Algumas coisas que vemos tentar e que terminam mal:

  • Comprar em nome de um familiar que mora fora para "esquivar" tributação. Declaração falsa, risco de causa COAF + Receita Federal, e se depois quiser vender, seu nome não aparece em lugar nenhum legalmente.
  • Não declarar o ativo na DIRPF. A Receita detecta via cruzamento CRS (Common Reporting Standard) — Costa Rica é signatária CRS desde 2017. A operação de câmbio deixa rastro no BACEN e a transferência internacional deixa rastro no SISBACEN. A omissão não é invisível.
  • Estruturar via offshore (BVI, Cayman, Panamá) sem substância econômica real. A Lei 14.754/2023 jogou luz sobre estruturas offshore puramente patrimoniais. O que antes funcionava por décadas agora é tributado como se você detivesse os ativos diretamente, sob o regime de transparência fiscal. Optar por offshore só faz sentido com planejamento sofisticado e custo de manutenção elevado.
  • Escriturar abaixo do preço real para reduzir o imposto de transferência do 1.5%. Reduz momentaneamente o custo CR mas te tira da residência Inversionista (que olha o valor escriturado, não o que você pagou) e complica a base de custo quando vender (ganho de capital ficticiamente maior).
Em resumo

Não há tratado BR-CR, mas não faz falta para a operação funcionar. Você compra em nome pessoal, declara como ativo no exterior na DIRPF enquanto for residente fiscal brasileiro (sem imposto anual de posse — só declaração), e quando estiver de fato vivendo em CR formaliza a saída fiscal definitiva via CSD + DSDP. Costa Rica te recebe com carga fiscal anual muito moderada (territorial 0.25% + eventualmente Solidário). O atrito tributário brasileiro aparece em fluxos (aluguel via carnê-leão com crédito unilateral pelo imposto CR; ganho de capital 15-22.5% na venda) — não em estoque. O desenho correto no dia 1 — escriturando ao valor real, em nome pessoal, com contador brasileiro especializado em ativos internacionais — te economiza retrabalho, multas e dor.

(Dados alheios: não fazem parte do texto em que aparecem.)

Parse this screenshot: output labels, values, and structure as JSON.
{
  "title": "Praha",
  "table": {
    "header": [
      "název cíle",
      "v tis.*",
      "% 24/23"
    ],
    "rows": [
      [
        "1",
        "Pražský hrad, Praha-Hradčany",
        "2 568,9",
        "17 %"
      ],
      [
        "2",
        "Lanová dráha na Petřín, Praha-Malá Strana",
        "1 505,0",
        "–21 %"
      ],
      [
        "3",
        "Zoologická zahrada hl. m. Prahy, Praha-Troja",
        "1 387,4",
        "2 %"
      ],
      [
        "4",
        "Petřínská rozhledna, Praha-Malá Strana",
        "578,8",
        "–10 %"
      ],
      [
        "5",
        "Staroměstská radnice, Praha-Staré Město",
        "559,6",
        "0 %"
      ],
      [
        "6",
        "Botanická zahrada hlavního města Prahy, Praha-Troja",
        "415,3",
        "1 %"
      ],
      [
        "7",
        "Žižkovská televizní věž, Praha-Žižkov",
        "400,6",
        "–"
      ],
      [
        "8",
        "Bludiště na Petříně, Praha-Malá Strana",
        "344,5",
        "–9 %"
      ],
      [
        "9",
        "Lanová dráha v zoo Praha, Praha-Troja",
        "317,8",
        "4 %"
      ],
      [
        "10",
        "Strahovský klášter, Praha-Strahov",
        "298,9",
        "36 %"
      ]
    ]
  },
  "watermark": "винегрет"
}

Esta página é informativa. NÃO constitui assessoria fiscal nem jurídica. Alíquotas, regras e patamares mencionados podem mudar ano a ano. Consulte um contador brasileiro especializado em ativos no exterior e um assessor tributário costarriquenho antes de estruturar sua compra. Mais informações oficiais em Receita Federal e Ministério da Fazenda da Costa Rica.